Recounting the Flint, MI Water Crisis: Four Years Later

     On April 25, 2014, a little more than four years ago, Flint, Michigan switched its water source from Lake Huron and the Detroit River to the Flint River. While it was just a plan to reduce the city’s costs, it sparked the domino effect that would begin three months later and continue to impact residents even today.  

     In 2014, after finding fecal coliform bacterium in the water supply, Flint issued a boil water advisory that August. The system was flushed with chlorine and, later that month, the advisory was lifted. However, that series of events repeated itself early that September and by October, the Michigan Department of Environmental Quality (MDEQ) stated that leaking valves and old cast iron pipes were some of the culprits behind these repetitive events. By January, the city was warning its residents of the water once more, this time saying that it contained byproducts of disinfectants with the potential to cause cancer.

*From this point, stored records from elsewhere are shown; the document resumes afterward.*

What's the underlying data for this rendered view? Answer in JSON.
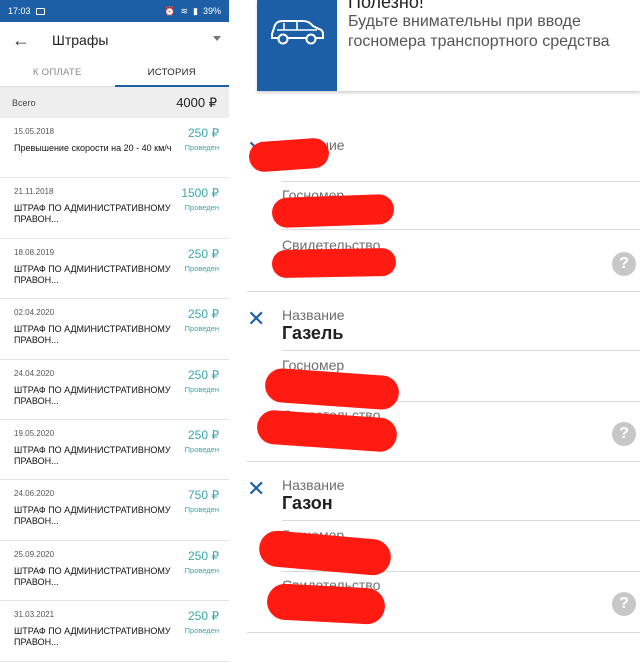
{
  "status_bar": {
    "time": "17:03",
    "battery": "39%"
  },
  "header": {
    "title": "Штрафы"
  },
  "tabs": [
    {
      "label": "К ОПЛАТЕ"
    },
    {
      "label": "ИСТОРИЯ"
    }
  ],
  "total": {
    "label": "Всего",
    "value": "4000 ₽"
  },
  "fines": [
    {
      "date": "15.05.2018",
      "amount": "250 ₽",
      "status": "Проведен",
      "description": "Превышение скорости на 20 - 40 км/ч"
    },
    {
      "date": "21.11.2018",
      "amount": "1500 ₽",
      "status": "Проведен",
      "description": "ШТРАФ ПО АДМИНИСТРАТИВНОМУ ПРАВОН..."
    },
    {
      "date": "18.08.2019",
      "amount": "250 ₽",
      "status": "Проведен",
      "description": "ШТРАФ ПО АДМИНИСТРАТИВНОМУ ПРАВОН..."
    },
    {
      "date": "02.04.2020",
      "amount": "250 ₽",
      "status": "Проведен",
      "description": "ШТРАФ ПО АДМИНИСТРАТИВНОМУ ПРАВОН..."
    },
    {
      "date": "24.04.2020",
      "amount": "250 ₽",
      "status": "Проведен",
      "description": "ШТРАФ ПО АДМИНИСТРАТИВНОМУ ПРАВОН..."
    },
    {
      "date": "19.05.2020",
      "amount": "250 ₽",
      "status": "Проведен",
      "description": "ШТРАФ ПО АДМИНИСТРАТИВНОМУ ПРАВОН..."
    },
    {
      "date": "24.06.2020",
      "amount": "750 ₽",
      "status": "Проведен",
      "description": "ШТРАФ ПО АДМИНИСТРАТИВНОМУ ПРАВОН..."
    },
    {
      "date": "25.09.2020",
      "amount": "250 ₽",
      "status": "Проведен",
      "description": "ШТРАФ ПО АДМИНИСТРАТИВНОМУ ПРАВОН..."
    },
    {
      "date": "31.03.2021",
      "amount": "250 ₽",
      "status": "Проведен",
      "description": "ШТРАФ ПО АДМИНИСТРАТИВНОМУ ПРАВОН..."
    }
  ],
  "info": {
    "title": "Полезно!",
    "text": "Будьте внимательны при вводе госномера транспортного средства"
  },
  "vehicles": [
    {
      "name_label": "Название",
      "name": "",
      "plate_label": "Госномер",
      "cert_label": "Свидетельство"
    },
    {
      "name_label": "Название",
      "name": "Газель",
      "plate_label": "Госномер",
      "cert_label": "Свидетельство"
    },
    {
      "name_label": "Название",
      "name": "Газон",
      "plate_label": "Госномер",
      "cert_label": "Свидетельство"
    }
  ],
  "help_glyph": "?",
  "remove_glyph": "✕",
  "colors": {
    "brand": "#1c5fa7",
    "accent": "#39a7ad",
    "redaction": "#ff1a12"
  }
}
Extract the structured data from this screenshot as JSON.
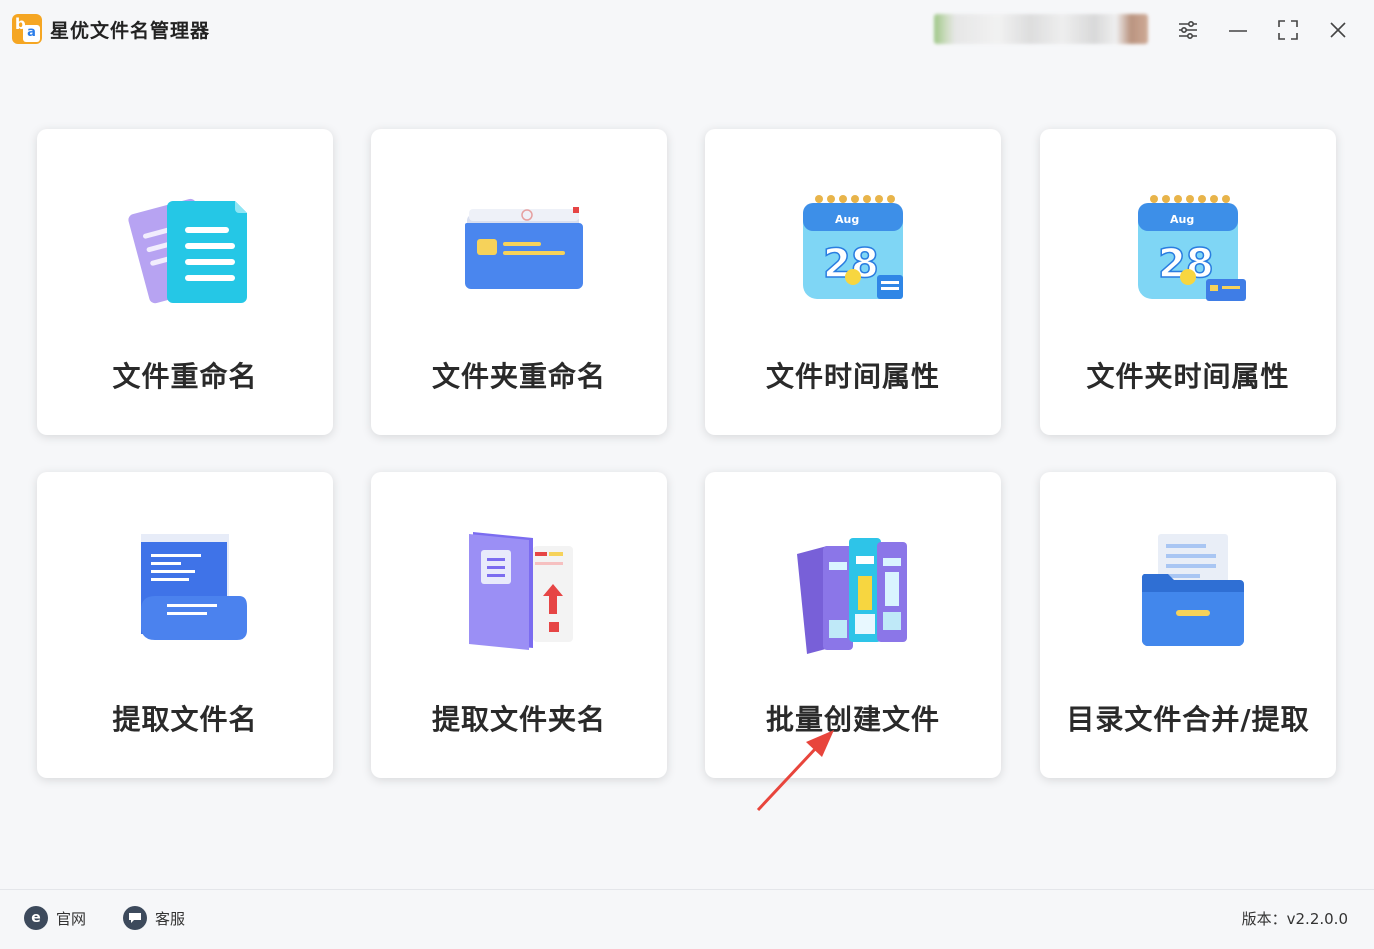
{
  "app": {
    "title": "星优文件名管理器",
    "logo_letters": [
      "b",
      "a"
    ]
  },
  "window_controls": [
    "settings-sliders-icon",
    "minimize-icon",
    "maximize-icon",
    "close-icon"
  ],
  "cards": [
    {
      "label": "文件重命名",
      "icon": "documents-icon"
    },
    {
      "label": "文件夹重命名",
      "icon": "folder-icon"
    },
    {
      "label": "文件时间属性",
      "icon": "calendar-file-icon"
    },
    {
      "label": "文件夹时间属性",
      "icon": "calendar-folder-icon"
    },
    {
      "label": "提取文件名",
      "icon": "scroll-document-icon"
    },
    {
      "label": "提取文件夹名",
      "icon": "folder-upload-icon"
    },
    {
      "label": "批量创建文件",
      "icon": "binders-icon"
    },
    {
      "label": "目录文件合并/提取",
      "icon": "file-drawer-icon"
    }
  ],
  "footer": {
    "website_label": "官网",
    "support_label": "客服",
    "version_text": "版本：v2.2.0.0"
  },
  "colors": {
    "accent_blue": "#3b8cf5",
    "cyan": "#27c6e8",
    "purple": "#7a6cf0",
    "arrow_red": "#e8453c"
  }
}
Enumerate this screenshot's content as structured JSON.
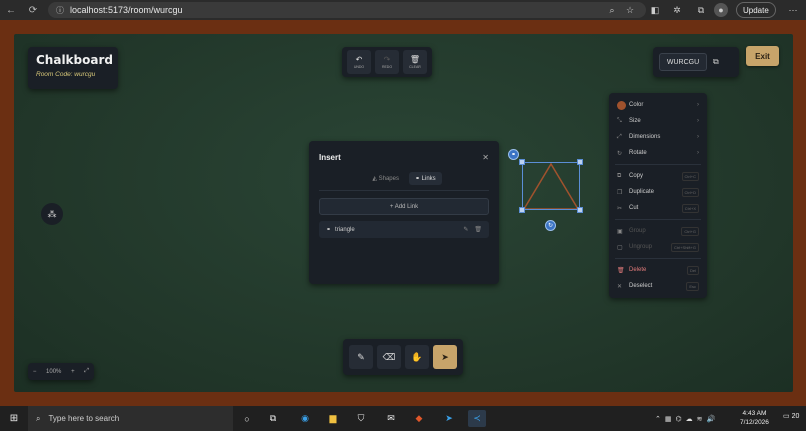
{
  "browser": {
    "url": "localhost:5173/room/wurcgu",
    "update_label": "Update",
    "back_icon": "back-arrow-icon",
    "forward_icon": "forward-arrow-icon",
    "refresh_icon": "refresh-icon"
  },
  "header": {
    "title": "Chalkboard",
    "room_code_label": "Room Code: wurcgu"
  },
  "toolbar_top": {
    "undo": "UNDO",
    "redo": "REDO",
    "clear": "CLEAR"
  },
  "room_code": {
    "code": "WURCGU"
  },
  "exit_label": "Exit",
  "insert_modal": {
    "title": "Insert",
    "tabs": [
      {
        "label": "Shapes",
        "active": false
      },
      {
        "label": "Links",
        "active": true
      }
    ],
    "add_link_label": "+ Add Link",
    "links": [
      {
        "label": "triangle"
      }
    ]
  },
  "context_menu": {
    "items": [
      {
        "label": "Color",
        "icon": "color-swatch-icon",
        "shortcut": "",
        "chevron": true,
        "state": "normal"
      },
      {
        "label": "Size",
        "icon": "size-icon",
        "shortcut": "",
        "chevron": true,
        "state": "normal"
      },
      {
        "label": "Dimensions",
        "icon": "dimensions-icon",
        "shortcut": "",
        "chevron": true,
        "state": "normal"
      },
      {
        "label": "Rotate",
        "icon": "rotate-icon",
        "shortcut": "",
        "chevron": true,
        "state": "normal"
      },
      {
        "label": "Copy",
        "icon": "copy-icon",
        "shortcut": "Ctrl+C",
        "chevron": false,
        "state": "normal"
      },
      {
        "label": "Duplicate",
        "icon": "duplicate-icon",
        "shortcut": "Ctrl+D",
        "chevron": false,
        "state": "normal"
      },
      {
        "label": "Cut",
        "icon": "cut-icon",
        "shortcut": "Ctrl+X",
        "chevron": false,
        "state": "normal"
      },
      {
        "label": "Group",
        "icon": "group-icon",
        "shortcut": "Ctrl+G",
        "chevron": false,
        "state": "disabled"
      },
      {
        "label": "Ungroup",
        "icon": "ungroup-icon",
        "shortcut": "Ctrl+Shift+G",
        "chevron": false,
        "state": "disabled"
      },
      {
        "label": "Delete",
        "icon": "trash-icon",
        "shortcut": "Del",
        "chevron": false,
        "state": "danger"
      },
      {
        "label": "Deselect",
        "icon": "close-icon",
        "shortcut": "Esc",
        "chevron": false,
        "state": "normal"
      }
    ],
    "color_value": "#a0522d"
  },
  "zoom": {
    "level": "100%"
  },
  "taskbar": {
    "search_placeholder": "Type here to search",
    "time": "4:43 AM",
    "date": "7/12/2026",
    "notification_count": "20"
  },
  "colors": {
    "accent": "#c7a46a",
    "board": "#243b2e",
    "frame": "#6b2f12",
    "selection": "#5b8ed6",
    "triangle_stroke": "#a0522d"
  }
}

     The real turn of events happened late that January, 2015. Noting the problems occuring after the switch to the Flint River less than a year before, the Detroit Water and Sewerage Department offered to reconnect Flint to the Lake Huron water supply. Even with a reconnection fee waiver, the city officials declined the offer. Shortly after, discolored, rusty-looking water began to make an appearance in the community. People, mainly children, began to get sick without a known cause. It wasn’t until February 26, 2015, that the EPA notified the MDEQ that the water coming from the Flint River contained dangerous levels of lead. Up to 13,200 ppb of lead was found in some tap water. To compare, the maximum amount of lead the EPA allowed in drinking water is 15 ppb. At that point, some of the levels found would be regarded as hazardous waste.

     Fast forward through the years of investigations, charges, and overall politics, there were up to 30,000 children tested for high lead levels in their blood. However this past April, Governor Snyder announced the end of the free bottled water program in Flint, originally implemented to ensure residents have safe drinking water, as it was confirmed the public water supply was safe to drink.